Do you fidget?

As you read this, are you giggling your leg? Flicking your pen? Nibbling on your nails? Twirling your hair? Do you rock back and forth to focus or fall asleep? In essence... Are you fidgeting? Many of us fidget in some way. --I am a proud fidgeter. I need to fidget when I am working... As I am now.-- But why? Why can't I stop wiggling? What is the purpose of all this fidgeting?!

I am working on developing the Fidget Assessment Battery, the (FAB) survey to investigate the ways and reasons we fidget. If you'd like to help, please consider taking the FAB survey below!
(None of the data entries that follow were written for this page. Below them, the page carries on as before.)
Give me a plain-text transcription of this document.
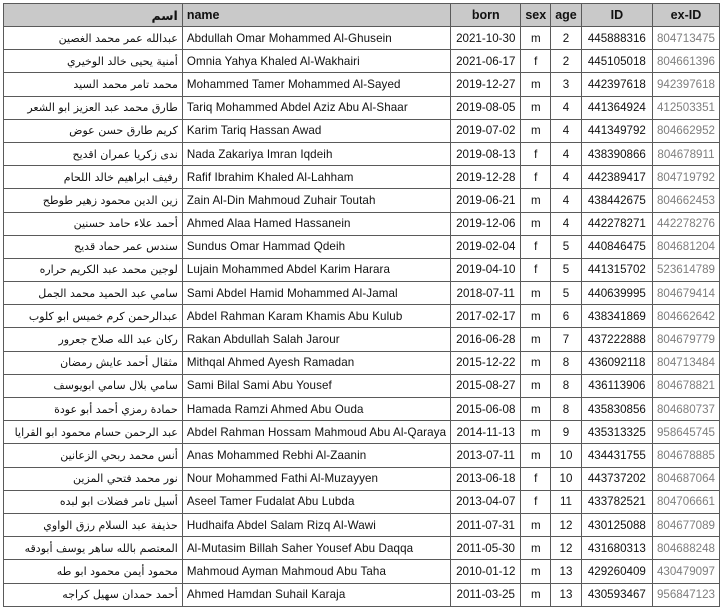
اسم	name	born	sex	age	ID	ex-ID
عبدالله عمر محمد الغصين	Abdullah Omar Mohammed Al-Ghusein	2021-10-30	m	2	445888316	804713475
أمنية يحيى خالد الوخيري	Omnia Yahya Khaled Al-Wakhairi	2021-06-17	f	2	445105018	804661396
محمد تامر محمد السيد	Mohammed Tamer Mohammed Al-Sayed	2019-12-27	m	3	442397618	942397618
طارق محمد عبد العزيز ابو الشعر	Tariq Mohammed Abdel Aziz Abu Al-Shaar	2019-08-05	m	4	441364924	412503351
كريم طارق حسن عوض	Karim Tariq Hassan Awad	2019-07-02	m	4	441349792	804662952
ندى زكريا عمران اقديح	Nada Zakariya Imran Iqdeih	2019-08-13	f	4	438390866	804678911
رفيف ابراهيم خالد اللحام	Rafif Ibrahim Khaled Al-Lahham	2019-12-28	f	4	442389417	804719792
زين الدين محمود زهير طوطح	Zain Al-Din Mahmoud Zuhair Toutah	2019-06-21	m	4	438442675	804662453
أحمد علاء حامد حسنين	Ahmed Alaa Hamed Hassanein	2019-12-06	m	4	442278271	442278276
سندس عمر حماد قديح	Sundus Omar Hammad Qdeih	2019-02-04	f	5	440846475	804681204
لوجين محمد عبد الكريم حراره	Lujain Mohammed Abdel Karim Harara	2019-04-10	f	5	441315702	523614789
سامي عبد الحميد محمد الجمل	Sami Abdel Hamid Mohammed Al-Jamal	2018-07-11	m	5	440639995	804679414
عبدالرحمن كرم خميس ابو كلوب	Abdel Rahman Karam Khamis Abu Kulub	2017-02-17	m	6	438341869	804662642
ركان عبد الله صلاح جعرور	Rakan Abdullah Salah Jarour	2016-06-28	m	7	437222888	804679779
مثقال أحمد عايش رمضان	Mithqal Ahmed Ayesh Ramadan	2015-12-22	m	8	436092118	804713484
سامي بلال سامي ابويوسف	Sami Bilal Sami Abu Yousef	2015-08-27	m	8	436113906	804678821
حمادة رمزي أحمد أبو عودة	Hamada Ramzi Ahmed Abu Ouda	2015-06-08	m	8	435830856	804680737
عبد الرحمن حسام محمود ابو القرايا	Abdel Rahman Hossam Mahmoud Abu Al-Qaraya	2014-11-13	m	9	435313325	958645745
أنس محمد ربحي الزعانين	Anas Mohammed Rebhi Al-Zaanin	2013-07-11	m	10	434431755	804678885
نور محمد فتحي المزين	Nour Mohammed Fathi Al-Muzayyen	2013-06-18	f	10	443737202	804687064
أسيل تامر فضلات ابو لبده	Aseel Tamer Fudalat Abu Lubda	2013-04-07	f	11	433782521	804706661
حذيفة عبد السلام رزق الواوي	Hudhaifa Abdel Salam Rizq Al-Wawi	2011-07-31	m	12	430125088	804677089
المعتصم بالله ساهر يوسف أبودقه	Al-Mutasim Billah Saher Yousef Abu Daqqa	2011-05-30	m	12	431680313	804688248
محمود أيمن محمود ابو طه	Mahmoud Ayman Mahmoud Abu Taha	2010-01-12	m	13	429260409	430479097
أحمد حمدان سهيل كراجه	Ahmed Hamdan Suhail Karaja	2011-03-25	m	13	430593467	956847123
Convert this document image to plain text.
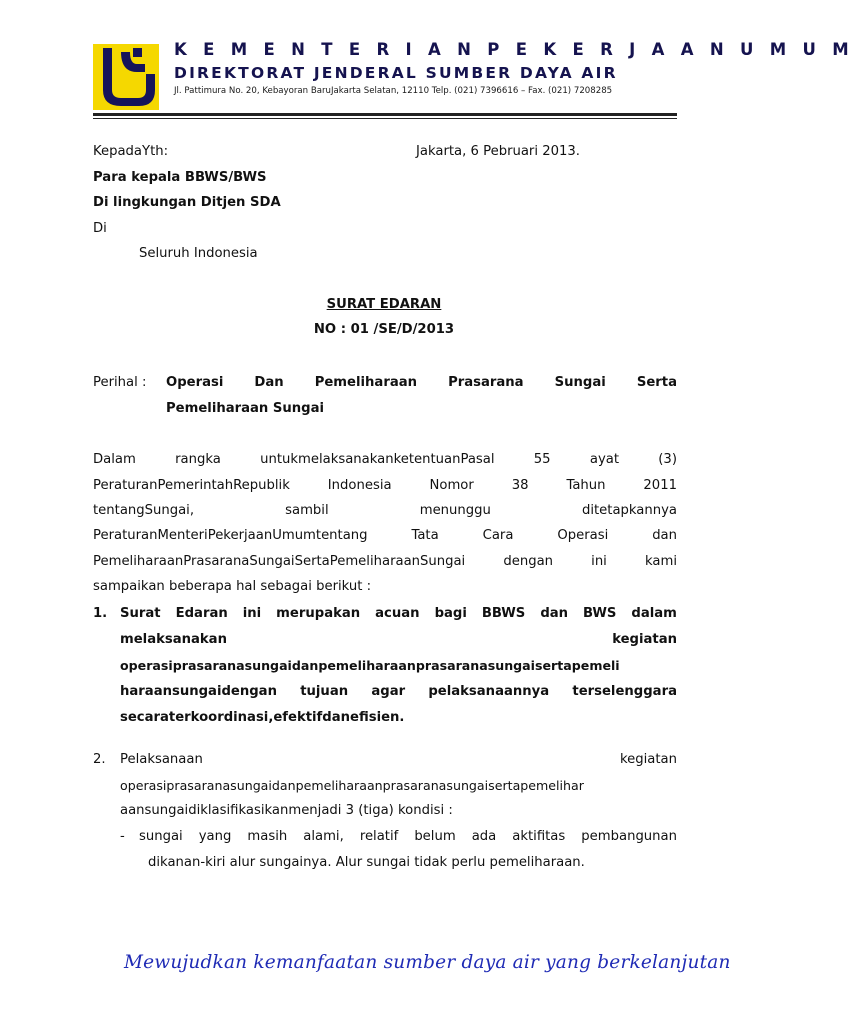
K E M E N T E R I A N P E K E R J A A N U M U M
DIREKTORAT JENDERAL SUMBER DAYA AIR
Jl. Pattimura No. 20, Kebayoran BaruJakarta Selatan, 12110 Telp. (021) 7396616 – Fax. (021) 7208285
KepadaYth:	Jakarta, 6 Pebruari 2013.
Para kepala BBWS/BWS
Di lingkungan Ditjen SDA
Di
Seluruh Indonesia
SURAT EDARAN
NO : 01 /SE/D/2013
Perihal : Operasi Dan Pemeliharaan Prasarana Sungai Serta
Pemeliharaan Sungai
Dalam	rangka	untukmelaksanakanketentuanPasal	55	ayat	(3)
PeraturanPemerintahRepublik	Indonesia	Nomor	38	Tahun	2011
tentangSungai,	sambil	menunggu	ditetapkannya
PeraturanMenteriPekerjaanUmumtentang	Tata	Cara	Operasi	dan
PemeliharaanPrasaranaSungaiSertaPemeliharaanSungai	dengan	ini	kami
sampaikan beberapa hal sebagai berikut :
1. Surat Edaran ini merupakan acuan bagi BBWS dan BWS dalam
melaksanakan	kegiatan
operasiprasaranasungaidanpemeliharaanprasaranasungaisertapemeli
haraansungaidengan tujuan agar pelaksanaannya terselenggara
secaraterkoordinasi,efektifdanefisien.
2. Pelaksanaan	kegiatan
operasiprasaranasungaidanpemeliharaanprasaranasungaisertapemelihar
aansungaidiklasifikasikanmenjadi 3 (tiga) kondisi :
- sungai yang masih alami, relatif belum ada aktifitas pembangunan
dikanan-kiri alur sungainya. Alur sungai tidak perlu pemeliharaan.
Mewujudkan kemanfaatan sumber daya air yang berkelanjutan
One of the criteria for ASD diagnosis is “restricted, repetitive pattern of behavior” including “stereotyped or repetitive motor movements,” also known as “stimming” behavior. Similarly, “fidgeting” is one of the core symptoms of ADHD. Both of these types of motor movements are considered to purposeless. The research investigating these two key diagnostic criteria are by and large restricted to behavioral studies focused on the reduction of the behaviors as opposed to understanding the behaviors. Furthermore, little to no electrophysiological research has been conducted in this domain, possibly due to data confounding movement artifacts that could not perviously be controlled. Here we look to understand the function of these behaviors to 1) gain insight into the movement aspect of certain disorders, 2) develop less intrusive inventions that provide the stimulation these individuals seek, and 3) to understand how self-stimulation can serve to modulate arousal.